7 De bondsregering betwist niet, dat zij niet alle voor de omzetting van de richtlijn nodige maatregelen heeft vastgesteld. Zij beklemtoont evenwel, dat de richtlijn sinds het verstrijken van de omzettingstermijn door de bevoegde autoriteiten rechtstreeks wordt toegepast, en dat de bestaande nationale bepalingen overeenkomstig het gemeenschapsrecht worden uitgelegd. Zij voegt daaraan toe, dat een wetsontwerp tot omzetting van de richtlijn kort voor de goedkeuring staat.

8 Daar de Bondsrepubliek Duitsland de betrokken richtlijn niet binnen de gestelde termijn heeft omgezet, moet het beroep van de Commissie gegrond worden geacht.

9 Volgens vaste rechtspraak zijn eenvoudige administratieve praktijken, die naar hun aard volgens goeddunken van de administratie kunnen worden gewijzigd en waaraan onvoldoende bekendheid is gegeven, immers niet te beschouwen als een correcte uitvoering van de verplichtingen die uit hoofde van artikel 189 EG-Verdrag rusten op de Lid-Staten waarvoor een richtlijn is bestemd (zie met name arrest van 12 oktober 1995, zaak C-242/94, Commissie/Spanje, Jurispr. 1995, blz.
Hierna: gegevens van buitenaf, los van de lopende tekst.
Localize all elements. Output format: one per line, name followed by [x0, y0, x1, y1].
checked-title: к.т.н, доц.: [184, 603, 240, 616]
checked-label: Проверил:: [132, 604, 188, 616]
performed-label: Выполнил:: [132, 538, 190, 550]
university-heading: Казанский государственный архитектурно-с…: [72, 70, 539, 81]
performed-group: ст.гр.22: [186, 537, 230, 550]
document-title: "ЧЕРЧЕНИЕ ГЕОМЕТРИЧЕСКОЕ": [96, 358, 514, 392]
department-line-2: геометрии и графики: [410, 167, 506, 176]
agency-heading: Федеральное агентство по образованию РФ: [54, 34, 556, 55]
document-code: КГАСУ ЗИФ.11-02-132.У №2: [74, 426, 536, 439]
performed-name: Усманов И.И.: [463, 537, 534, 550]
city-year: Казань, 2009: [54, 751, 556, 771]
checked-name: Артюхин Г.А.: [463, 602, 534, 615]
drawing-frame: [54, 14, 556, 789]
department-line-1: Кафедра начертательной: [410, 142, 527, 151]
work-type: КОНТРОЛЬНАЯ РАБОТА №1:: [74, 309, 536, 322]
I-3031, r.o. 6).

10 Mitsdien moet worden vastgesteld, dat de Bondsrepubliek Duitsland, door niet binnen de gestelde termijn de wettelijke en bestuursrechtelijke bepalingen vast te stellen die nodig zijn voor het volgen van de richtlijn, de krachtens artikel 23 van die richtlijn op haar rustende verplichtingen niet is nagekomen.

Beslissing inzake de kosten


Kosten

11 Volgens artikel 69, lid 2, van het Reglement voor de procesvoering wordt de in het ongelijk gestelde partij in de kosten verwezen, voor zover dit is gevorderd. Daar de Commissie heeft geconcludeerd tot verwijzing van de Bondsrepubliek Duitsland in de kosten en de Bondsrepubliek Duitsland in het ongelijk is gesteld, dient deze in de kosten te worden verwezen.

Dictum


HET HOF VAN JUSTITIE (Vijfde kamer),

rechtdoende:

1) Door niet binnen de gestelde termijn de wettelijke en bestuursrechtelijke bepalingen vast te stellen die nodig zijn voor het volgen van richtlijn 92/43/EEG van de Raad van 21 mei 1992 inzake de instandhouding van de natuurlijke habitats en de wilde flora en fauna, is de Bondsrepubliek Duitsland de krachtens artikel 23 van die richtlijn op haar rustende verplichtingen niet nagekomen.

2) De Bondsrepubliek Duitsland wordt verwezen in de kosten.